Quando cade l’incanto: Guido Gozzano e Giacomo Leopardi

Al centro di Gozzano vi fu la convinzione che passione amorosa e passione poetica andassero a braccetto. E di entrambi questi amori gli rimaneva il senso amaro della impossibilità.

Giacomo Leopardi e Guido Gozzano.
In che modo un poeta crepuscolare può giovarsi dell’esperienza poetica del romantico per eccellenza? Il punto di partenza, per entrambi, è una crisi di identità e ruolo (ruolo sia della poesia, sia del soggetto). Entrambi i poeti assunsero questa crisi su di loro, ma i segni che portano ben visibili sulle loro carni e nella loro poetica sono tanto diversi.

Cadde l’incanto”, scrive Leopardi in Aspasia, lirica conclusiva di un ciclo, poetico e vitale, che ha per protagonisti Eros e Thanatos.  Alla fine di questa fase, per Leopardi, si rompe il cristallo, o, se si preferisce, si lacera il sipario delle illusioni.
Quella leopardiana (“Cadde l’incanto”) è una dichiarazione senza ritorno, dopo la quale il poeta di Recanati può solo guardare e guardarsi senza desiderio. Un addio alla vita terribile, ma pronunciato con buddistico distacco.
Leopardi assume, di fronte alla realtà, un atteggiamento titanico.

Il portamento grave e tragico di Leopardi abbassa il suo tono, approdando, con Gozzano, a una dimensione tragicomica.
Mirko Bevilacqua parla di una esperienza poetica maiuscola leopardiana, e di una minuscola, quella di Gozzano. Ben lungi dall’essere una classifica tra i due, si vuole sottolineare, piuttosto, l’abbassamento dell’orizzonte poetico.

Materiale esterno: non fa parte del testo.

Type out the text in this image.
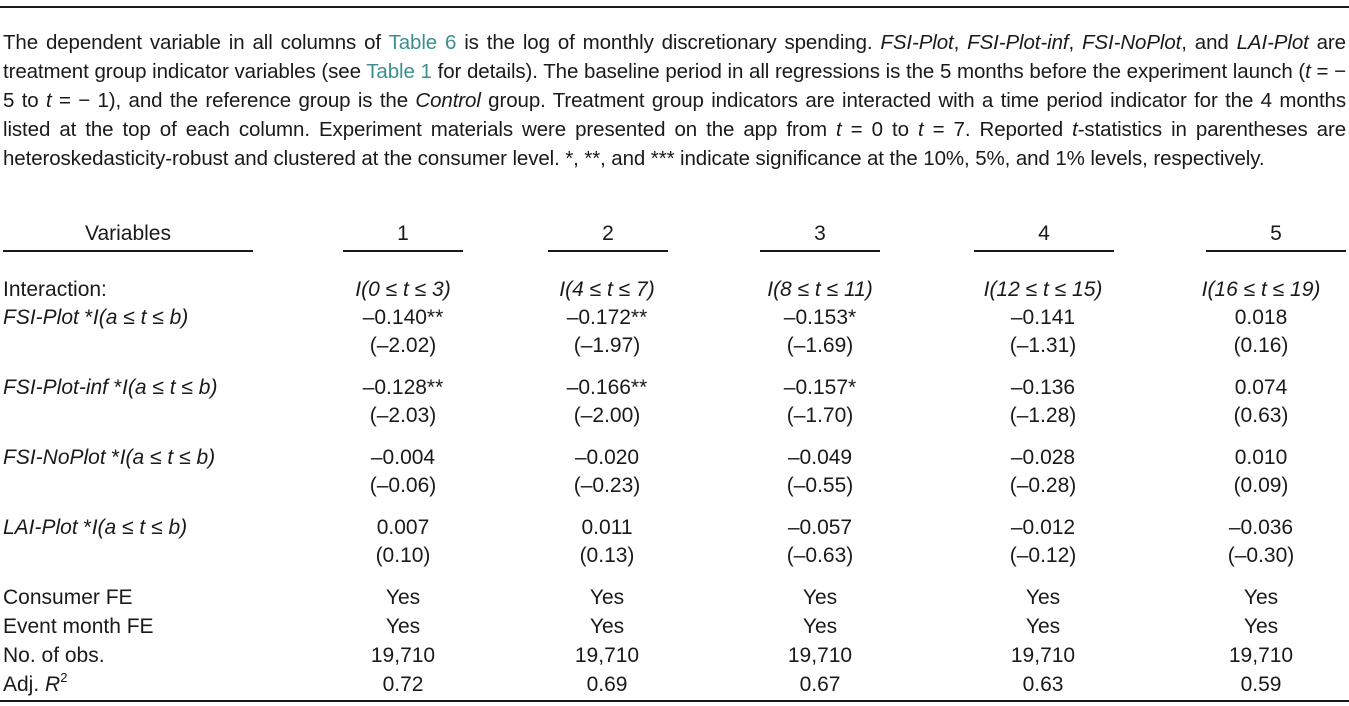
The dependent variable in all columns of Table 6 is the log of monthly discretionary spending. FSI-Plot, FSI-Plot-inf, FSI-NoPlot, and LAI-Plot are treatment group indicator variables (see Table 1 for details). The baseline period in all regressions is the 5 months before the experiment launch (t = − 5 to t = − 1), and the reference group is the Control group. Treatment group indicators are interacted with a time period indicator for the 4 months listed at the top of each column. Experiment materials were presented on the app from t = 0 to t = 7. Reported t-statistics in parentheses are heteroskedasticity-robust and clustered at the consumer level. *, **, and *** indicate significance at the 10%, 5%, and 1% levels, respectively.

Variables	1	2	3	4	5
Interaction:	I(0 ≤ t ≤ 3)	I(4 ≤ t ≤ 7)	I(8 ≤ t ≤ 11)	I(12 ≤ t ≤ 15)	I(16 ≤ t ≤ 19)
FSI-Plot *I(a ≤ t ≤ b)	–0.140**	–0.172**	–0.153*	–0.141	0.018
(–2.02)	(–1.97)	(–1.69)	(–1.31)	(0.16)
FSI-Plot-inf *I(a ≤ t ≤ b)	–0.128**	–0.166**	–0.157*	–0.136	0.074
(–2.03)	(–2.00)	(–1.70)	(–1.28)	(0.63)
FSI-NoPlot *I(a ≤ t ≤ b)	–0.004	–0.020	–0.049	–0.028	0.010
(–0.06)	(–0.23)	(–0.55)	(–0.28)	(0.09)
LAI-Plot *I(a ≤ t ≤ b)	0.007	0.011	–0.057	–0.012	–0.036
(0.10)	(0.13)	(–0.63)	(–0.12)	(–0.30)
Consumer FE	Yes	Yes	Yes	Yes	Yes
Event month FE	Yes	Yes	Yes	Yes	Yes
No. of obs.	19,710	19,710	19,710	19,710	19,710
Adj. $R^2$	0.72	0.69	0.67	0.63	0.59
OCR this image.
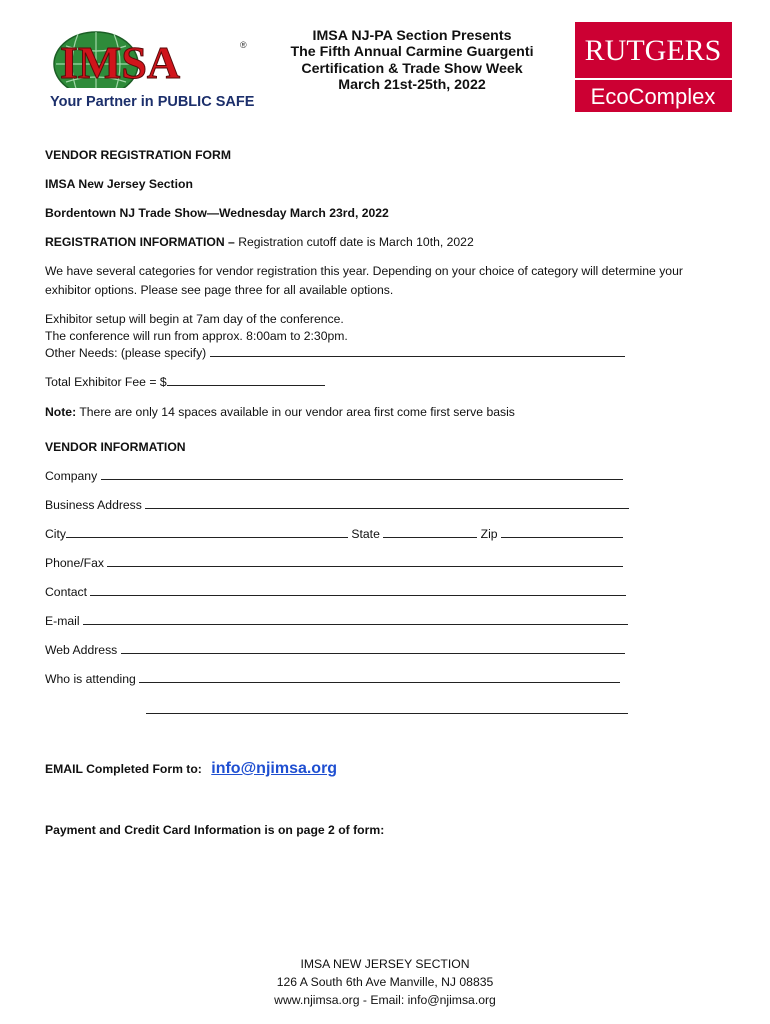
IMSA	®
Your Partner in PUBLIC SAFETY
IMSA NJ-PA Section Presents
The Fifth Annual Carmine Guargenti
Certification & Trade Show Week
March 21st-25th, 2022
RUTGERS
EcoComplex
VENDOR REGISTRATION FORM
IMSA New Jersey Section
Bordentown NJ Trade Show—Wednesday March 23rd, 2022
REGISTRATION INFORMATION – Registration cutoff date is March 10th, 2022
We have several categories for vendor registration this year. Depending on your choice of category will determine your
exhibitor options. Please see page three for all available options.
Exhibitor setup will begin at 7am day of the conference.
The conference will run from approx. 8:00am to 2:30pm.
Other Needs: (please specify)
Total Exhibitor Fee = $
Note: There are only 14 spaces available in our vendor area first come first serve basis
VENDOR INFORMATION
Company
Business Address
City	State	Zip
Phone/Fax
Contact
E-mail
Web Address
Who is attending
EMAIL Completed Form to: info@njimsa.org
Payment and Credit Card Information is on page 2 of form:
IMSA NEW JERSEY SECTION
126 A South 6th Ave Manville, NJ 08835
www.njimsa.org - Email: info@njimsa.org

Il dramma leopardiano è vissuto nello iato tra Io e Infinito, ma cede il testimone a un guidogozzano cosificato (cfr. Nemesi: “Chi sono? È tanto strano/ fra tante cose strambe/ un coso con due gambe/ detto guidogozzano”) che denuncia con ironia l’impossibilità perfino della tragedia. La parodia è l’unica misura che a Gozzano sembrò possibile di fronte alla degradazione delle situazioni e delle cose.
Quella di Gozzano è una modernità dolente: il poeta ha in sé tutta la consapevolezza d’essere giunto al capolinea del tragico. Da qui deriva il suo sogghigno, che fa da accompagnamento a tutti i suoi versi. È la consapevolezza di produrre poesia per sollazzo, “tabe letteraria”, dissacrazione, gioco… ma non più per l’Ideale.

Guarda gli amici. Ognuno già ripose

la varia fede nelle varie scuole.

Tu non credi e sogghigni. Or quali cose

darai per meta all’anima che duole?

La Patria? Dio? l’Umanità? Parole

che i retori t’han fatto nauseose!… (Pioggia d’agosto)

Dove Leopardi sorrideva (“Qui neghittoso immobile giacendo, / il mar la terra e il ciel miro e sorrido”, Aspasia), Gozzano sogghigna (“Tu non credi e sogghigni”, Pioggia d’agosto).
Un nuovo Leopardi, non quello che il diciannovesimo secolo volle, ma stavolta figlio della crisi d’identità del primo Novecento. Gozzano sceglie per i suoi versi un tono minore, discorsivo, ma pur sempre poetico. Perché ciò che si fa strada attraverso l’ironia è un sentimento, quello angoscioso dell’aridità spirituale, non tanto diversamente da Leopardi. Il suo artificio poetico non fu quello della retorica, ma della verità sfacciata, non l’enfasi, ma la materialità stridente.

Negli ultimi anni Gozzano, tentò altre soluzioni stilistiche e le distrusse puntualmente: perdeva ogni fiducia nelle possibilità di sopravvivenza della poesia.

Il silenzio della poesia preannuncia quello della morte, per lui, come per Leopardi, tanto precoce.